Is it just the site or also aegir that believe the cron hasn't ran?
Comment #2
omega8cc commentedWhen running it manually, it always displays weird info for
hosting-cron:found running tasks, starting 1 out of 1 items:And this on fresh install, with one site created.
Comment #3
omega8cc commentedThis time it is also Aegir. It doesn't run the cron for sites for, say, 1 day, and it correctly displays on every site node that the cron was run 1 day ago - of course also for the hostmaster site.
Comment #4
anarcat commentedCan you try running hosting-cron --debug to see what happens there?
Comment #5
omega8cc commentedHah, it shows more:
Comment #6
omega8cc commentedNow, after I run
drush hosting-cron --debugon this server with over 110 sites hosted, the cron queue unlocked and runs after 2 days and 2 hours being locked. I will monitor the web server log to see when/if it stops again.Comment #7
anarcat commentedOkay, let us know how that goes.
For the record, ever since we implemented that patch at koumbit, cron has ran reliably everywhere and we at least had consistency between the frontend and the sites when cron wouldn't run for some reason.
Comment #8
omega8cc commentedOK, that was quick.
When the queue hits the first site which is switched to offline mode (so error 403), it got stuck again and tries to run the cron *only for this site*, on every new run, forever:
Comment #9
anarcat commentedI see, this is indeed what the code does.
If you try to run more than one task at a time, a single broken site will not block the queue anymore, so that's a first workaround.
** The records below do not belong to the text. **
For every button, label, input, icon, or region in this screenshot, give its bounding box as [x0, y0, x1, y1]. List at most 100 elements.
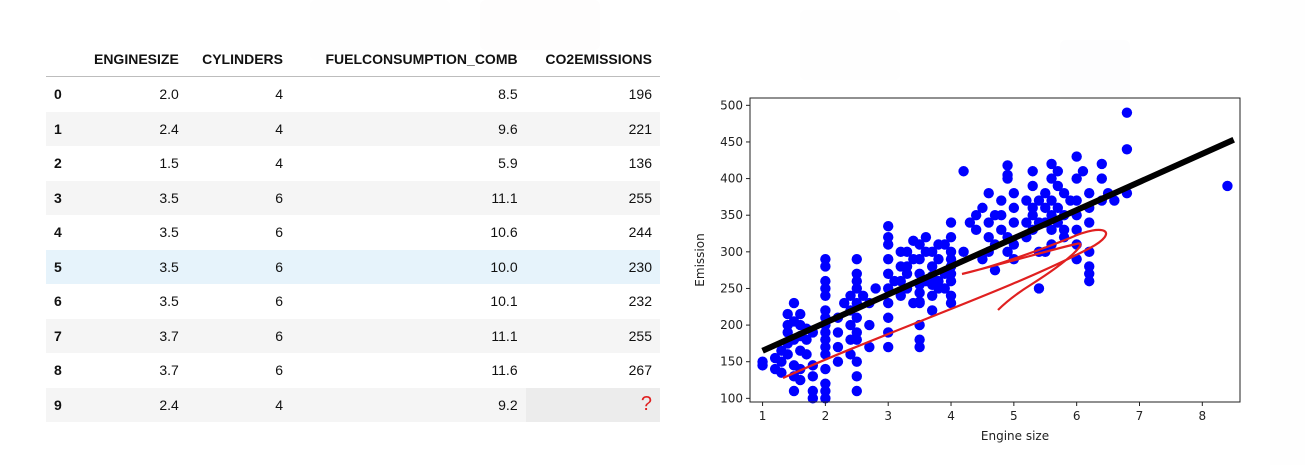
cell-cylinders: 6: [275, 362, 283, 379]
cell-enginesize: 3.5: [78, 249, 187, 284]
data-point: [996, 210, 1007, 221]
x-tick-label: 3: [884, 409, 892, 423]
table-row: 2 1.5 4 5.9 136: [46, 146, 660, 181]
data-point: [1071, 195, 1082, 206]
data-point: [883, 312, 894, 323]
data-point: [864, 341, 875, 353]
cell-enginesize: 3.5: [78, 180, 187, 215]
data-point: [1040, 202, 1051, 214]
dataframe-table: ENGINESIZE CYLINDERS FUELCONSUMPTION_COM…: [46, 42, 660, 422]
data-point: [933, 253, 944, 265]
cell-co2emissions: 255: [525, 180, 660, 215]
cell-cylinders: 4: [186, 387, 291, 422]
data-point: [1096, 173, 1107, 184]
data-point: [832, 356, 844, 367]
data-point: [883, 268, 894, 280]
data-point: [983, 217, 994, 228]
data-point: [1046, 173, 1057, 184]
data-point: [782, 319, 793, 331]
data-point: [820, 261, 831, 272]
data-point: [851, 268, 862, 280]
table-row: 9 2.4 4 9.2?: [46, 387, 660, 422]
data-point: [795, 308, 806, 320]
data-point: [1027, 210, 1038, 221]
y-axis-label: Emission: [693, 233, 707, 286]
data-point: [970, 224, 982, 236]
column-header-cylinders: CYLINDERS: [186, 42, 291, 77]
data-point: [996, 195, 1007, 206]
data-point: [845, 349, 856, 360]
data-point: [1033, 195, 1045, 206]
data-point: [820, 349, 831, 360]
data-point: [926, 305, 938, 316]
row-index: 1: [46, 111, 78, 146]
data-point: [908, 235, 919, 247]
data-point: [945, 253, 957, 265]
y-tick-label: 350: [720, 208, 743, 222]
data-point: [958, 246, 969, 258]
data-point: [851, 356, 862, 367]
data-point: [945, 275, 957, 287]
cell-fuelconsumption-comb: 11.1: [291, 318, 526, 353]
data-point: [851, 371, 862, 382]
data-point: [851, 253, 862, 265]
data-point: [933, 283, 944, 294]
data-point: [1002, 246, 1013, 258]
cell-enginesize: 1.5: [159, 155, 179, 172]
table-row: 7 3.7 6 11.1 255: [46, 318, 660, 353]
data-point: [832, 327, 844, 338]
data-point: [807, 393, 819, 404]
x-tick-label: 1: [759, 409, 767, 423]
data-point: [964, 217, 976, 228]
data-point: [845, 290, 856, 301]
data-point: [970, 210, 982, 221]
data-point: [1052, 202, 1064, 214]
column-header-co2emissions: CO2EMISSIONS: [525, 42, 660, 77]
cell-cylinders: 6: [275, 293, 283, 310]
data-point: [776, 356, 787, 367]
data-point: [883, 297, 894, 309]
data-point: [895, 246, 906, 258]
data-point: [820, 334, 831, 345]
row-index: 9: [46, 387, 78, 422]
data-point: [1071, 224, 1082, 236]
row-index: 0: [54, 86, 62, 103]
data-point: [820, 393, 831, 404]
data-point: [901, 261, 913, 272]
data-point: [1084, 275, 1095, 287]
data-point: [851, 385, 862, 397]
table-row: 3 3.5 6 11.1 255: [46, 180, 660, 215]
data-point: [1121, 107, 1133, 118]
regression-line: [761, 137, 1235, 354]
data-point: [1002, 160, 1013, 171]
table-row: 8 3.7 6 11.6 267: [46, 353, 660, 388]
data-point: [914, 287, 925, 299]
data-point: [857, 290, 869, 301]
data-point: [914, 296, 925, 307]
data-point: [851, 275, 862, 287]
data-point: [920, 231, 932, 243]
data-point: [782, 308, 793, 320]
data-point: [983, 188, 994, 199]
table-row: 6 3.5 6 10.1 232: [46, 284, 660, 319]
data-point: [1027, 202, 1038, 214]
data-point: [883, 253, 894, 265]
data-point: [1077, 166, 1089, 177]
cell-fuelconsumption-comb: 9.6: [291, 111, 526, 146]
cell-co2emissions: 244: [628, 224, 652, 241]
data-point: [776, 345, 787, 356]
data-point: [1052, 166, 1064, 177]
row-index: 6: [54, 293, 62, 310]
x-axis-label: Engine size: [981, 429, 1049, 443]
y-tick-label: 100: [720, 391, 743, 405]
cell-cylinders: 6: [186, 318, 291, 353]
plot-area: [757, 107, 1235, 404]
data-point: [807, 371, 819, 382]
data-point: [939, 239, 950, 250]
data-point: [851, 283, 862, 294]
y-tick-label: 200: [720, 318, 743, 332]
data-point: [864, 319, 875, 331]
y-tick-label: 500: [720, 98, 743, 112]
x-tick-label: 8: [1198, 409, 1206, 423]
data-point: [1021, 217, 1032, 228]
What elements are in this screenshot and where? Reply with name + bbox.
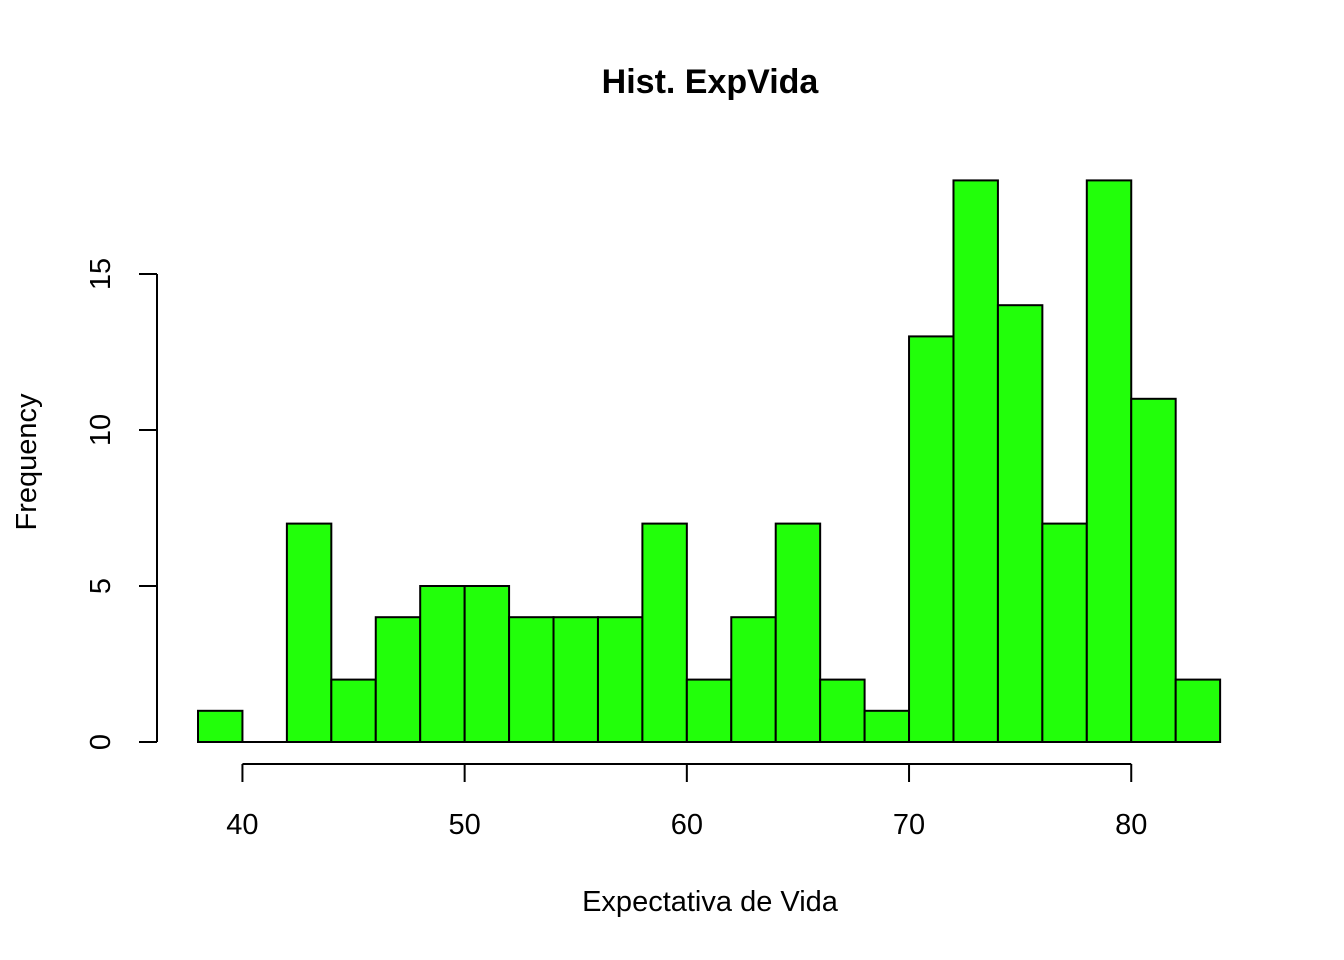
- histogram-bar: [330, 678, 377, 743]
- y-tick-label: 5: [85, 578, 117, 594]
- x-tick-label: 80: [1115, 809, 1147, 841]
- histogram-bar: [863, 709, 911, 743]
- histogram-bar: [996, 304, 1044, 743]
- x-tick-label: 70: [893, 809, 925, 841]
- histogram-bar: [552, 616, 599, 744]
- histogram-bar: [596, 616, 644, 744]
- histogram-bar: [197, 709, 244, 743]
- histogram-bar: [374, 616, 422, 744]
- y-tick-label: 15: [85, 258, 117, 290]
- histogram-bar: [419, 585, 466, 743]
- x-tick-label: 60: [671, 809, 703, 841]
- y-axis-label: Frequency: [11, 393, 43, 531]
- histogram-bar: [685, 678, 733, 743]
- x-axis-label: Expectativa de Vida: [582, 886, 839, 918]
- y-tick-label: 10: [85, 414, 117, 446]
- histogram-bar: [285, 522, 333, 743]
- histogram-bar: [508, 616, 555, 744]
- histogram-bar: [641, 522, 688, 743]
- bars-group: [197, 179, 1222, 744]
- chart-title: Hist. ExpVida: [602, 63, 820, 101]
- y-axis: 0 5 10 15: [85, 258, 158, 750]
- histogram-bar: [819, 678, 866, 743]
- histogram-bar: [730, 616, 777, 744]
- histogram-bar: [463, 585, 511, 743]
- x-tick-label: 40: [226, 809, 258, 841]
- y-tick-label: 0: [85, 734, 117, 750]
- histogram-bar: [1130, 397, 1177, 743]
- histogram-bar: [774, 522, 822, 743]
- histogram-bar: [952, 179, 999, 743]
- x-tick-label: 50: [449, 809, 481, 841]
- histogram-bar: [1174, 678, 1222, 743]
- histogram-bar: [908, 335, 955, 743]
- histogram-bar: [1085, 179, 1133, 743]
- histogram-bar: [1041, 522, 1088, 743]
- x-axis: 40 50 60 70 80: [226, 763, 1147, 841]
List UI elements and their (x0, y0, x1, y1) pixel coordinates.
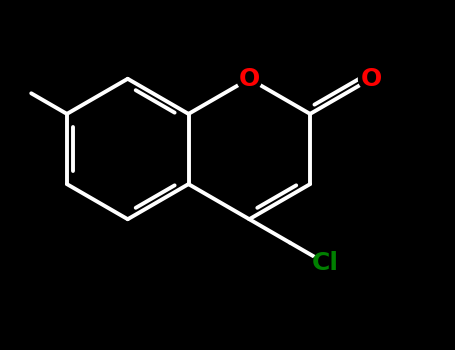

Oddly enough, disabling the site will also fix that problem.
Note that this was a solution to another fairly annoying bug (but not as critical): #1197048: cron uses external command; cron only run if canonical hostname exists.
I'll work on a patch now.
Comment #10
anarcat commentedPlease try commit [f46c7ce63d761ee933d548dab462dfa850086789] I just pushed to head, it should fix the problem.
Comment #11
omega8cc commentedThis doesn't help at all. The queue is still locked and runs the same site's cron with the same error 403, every minute.
I don't think it is related to the number of crons set to run at once. There is no such setting for cron queue in Aegir anyway, only for tasks queue. In this case it normally runs cron for 20 sites at every run, when I set the frequency to 1 minute. Yet, it doesn't help.
I believe that we need to properly handle any non-200 response to fix this issue.
Comment #12
anarcat commentedI committed a new fix for this.
Comment #13
omega8cc commentedThis commit http://drupalcode.org/project/hostmaster.git/patch/cb0c2d2 fixes the issue.
Now it just runs further after hitting any site with 403 response.
Thanks!
Comment #14
anarcat commentedmerged into 1.x.
Comment #15
anarcat commentedFor those stumbling upon this problem in 1.2, you can apply this patch directly:
http://drupalcode.org/project/hostmaster.git/patch/734d49b07e4dc174bcd07...